A week ago last Monday, the Texas Senate held hearings on S.B.1 and opened debate Wednesday. Sen. Carol Alvarado, a respected Houston Democrat, then filibustered the bill with a 15-hour speech that began early Wednesday evening and ended Thursday at about 9 a.m. As she concluded her filibuster, Ms. Alvarado was surrounded by Democratic colleagues, then congratulated by some Republican senators for her grit. The Senate still passed the election-reform bill on a party-line vote, 18-11.
Meanwhile, Democratic state representatives are drifting back from Washington, where 56 of them had fled to deny the House a quorum to conduct business. They seem to have left Texas with a superspreader among them, as five later said they’d tested positive for Covid despite being vaccinated. Apparently bored by the nation’s capital, two Democrats also reportedly hit the Portugal beaches in secret before being discovered.
Rumors are that 95 or so of the 100 representatives needed for a quorum are in Austin. Other Democrats are reportedly looking for face-saving ways to show up for work so the special session can finish its business and go sine die.
Yet though it didn’t stop S.B.1, Ms. Alvarado’s filibuster helped clarify what this disturbance is about. It’s not the bill’s increase in the number of required hours for the state’s already-generous early-voting period, its mandate that more medium-size counties hold weekend early voting, the simplified procedures for verifying absentee ballots, or the requirement that mail-in voters be able to cure online, by phone, or in-person any mistakes in their ballot.
Instead, Ms. Alvarado focused on two elements of the measure. “What’s wrong with drive-through voting during a pandemic?” she said as she closed her remarks. “What’s wrong with 24-hour voting?” She denounced the bill’s treatment of these two methods as “systematic chipping away of our voting rights.”
Texas already limits drive-through voting to people who can’t make their way into the polls unassisted. Of the state’s 254 counties, only Houston’s Harris County flouted this law and opened it to everyone last year. S.B.1 reaffirms existing practice.
Neither does current law provide 24-hour voting. Harris officials used a cockamamie interpretation to keep early-voting polls open around the clock for one day: 9,417 people voted between the normal closing time of 7 p.m. and 12 a.m. but only 833 between midnight and 7 a.m. The county’s turnout totaled 1,640,818. Do the math.
Yet Democratic media allies were quick to write misleading claims that S.B.1 provides “new restrictions on voting” (New York Times) and “new voting restrictions” (Washington Post and NBC). If the failure to allow 24-hour and unlimited drive-through voting amounts to voter suppression, then where are the media and Democratic denunciations of other states that don’t allow these practices?
To be consistent, they’d have to condemn every state.
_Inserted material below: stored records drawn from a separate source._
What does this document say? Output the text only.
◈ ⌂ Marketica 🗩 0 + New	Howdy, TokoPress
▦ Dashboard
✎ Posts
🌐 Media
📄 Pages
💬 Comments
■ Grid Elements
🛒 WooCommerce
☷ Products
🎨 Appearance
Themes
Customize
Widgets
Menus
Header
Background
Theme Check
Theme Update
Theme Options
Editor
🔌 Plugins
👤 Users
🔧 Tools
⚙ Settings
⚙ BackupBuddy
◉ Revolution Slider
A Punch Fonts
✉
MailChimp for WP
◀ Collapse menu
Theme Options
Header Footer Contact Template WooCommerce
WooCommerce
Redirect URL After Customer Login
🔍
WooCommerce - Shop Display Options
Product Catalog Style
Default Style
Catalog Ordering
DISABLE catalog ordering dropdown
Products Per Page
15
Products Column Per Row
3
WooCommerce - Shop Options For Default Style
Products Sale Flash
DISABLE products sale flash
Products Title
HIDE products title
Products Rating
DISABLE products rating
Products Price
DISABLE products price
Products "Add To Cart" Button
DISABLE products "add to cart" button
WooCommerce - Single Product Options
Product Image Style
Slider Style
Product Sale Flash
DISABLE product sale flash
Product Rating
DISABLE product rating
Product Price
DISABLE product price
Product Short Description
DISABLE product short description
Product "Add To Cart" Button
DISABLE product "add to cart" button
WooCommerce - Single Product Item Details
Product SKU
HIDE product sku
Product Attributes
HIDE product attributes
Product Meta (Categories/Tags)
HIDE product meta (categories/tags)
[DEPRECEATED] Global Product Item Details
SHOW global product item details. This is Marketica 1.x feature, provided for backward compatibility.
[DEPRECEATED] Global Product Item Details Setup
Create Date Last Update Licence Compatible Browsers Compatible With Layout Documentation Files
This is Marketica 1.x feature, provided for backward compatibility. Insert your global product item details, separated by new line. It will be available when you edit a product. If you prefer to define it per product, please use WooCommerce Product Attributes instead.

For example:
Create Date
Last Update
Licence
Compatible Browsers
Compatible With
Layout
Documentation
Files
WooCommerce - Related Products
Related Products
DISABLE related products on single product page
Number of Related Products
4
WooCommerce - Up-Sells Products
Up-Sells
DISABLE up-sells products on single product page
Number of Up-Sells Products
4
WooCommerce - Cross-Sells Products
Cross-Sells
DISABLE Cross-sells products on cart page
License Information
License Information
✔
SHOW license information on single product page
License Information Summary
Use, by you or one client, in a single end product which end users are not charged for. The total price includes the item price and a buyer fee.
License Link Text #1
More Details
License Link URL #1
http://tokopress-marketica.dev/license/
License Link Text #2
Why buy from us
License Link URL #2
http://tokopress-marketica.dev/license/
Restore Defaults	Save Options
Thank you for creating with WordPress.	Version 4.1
For while there were episodic uses of 24-hour early voting in 2020 (most notably in Los Angeles’s March primaries, though not in November), no state explicitly authorizes the practice.
Still, if the media and Democrats weren’t hypocrites, they could focus on hot spots of “voter suppression,” where state laws specifically limit the times for early voting to something less than 24 hours. President Biden’s Delaware won’t have in-person early voting until next year—and even then voters will only be able to cast ballots from 7 a.m. to 7 p.m. Maryland and New York allow early voting from 7.a.m. to 8 p.m., and New Mexico until 9 p.m. Virginia has early in-person voting from 8 a.m. only until 5 p.m. The enemies of democracy who run the District of Columbia and Illinois limit early voting to at most 8:30 a.m. to 7 p.m., while the vote suppressors in Massachusetts, Pennsylvania and Rhode Island OK the practice only during “regular business hours.” Oregon and Washington state allow it only during the more sinister “normal business hours,” according to the National Conference of State Legislatures.
Unlimited drive-through voting is similarly rare. Only a few jurisdictions in a handful of states—Alabama, Arizona, California, Michigan, Minnesota and Virginia—provided it last year, all with a limited number of sites, mostly drop-off points for absentee ballots. While drop boxes are allowed in some states for people to deposit their absentee ballots, no state makes drive-through voting a regular practice.
Yet Democrats from Mr. Biden and Speaker Nancy Pelosi to Majority Leader Chuck Schumer and former President Barack Obama all accuse Texas Republicans of voter suppression for not instituting 24-hour and unlimited drive-through early voting. When can we expect their spirited denunciations of other states—many of them blue—that don’t allow either?
The answer is never. This isn’t really about Democrats fighting to ensure access to voting; it’s about their dividing Americans by race, through fear, for political advantage. In Texas, at least, that won’t fly.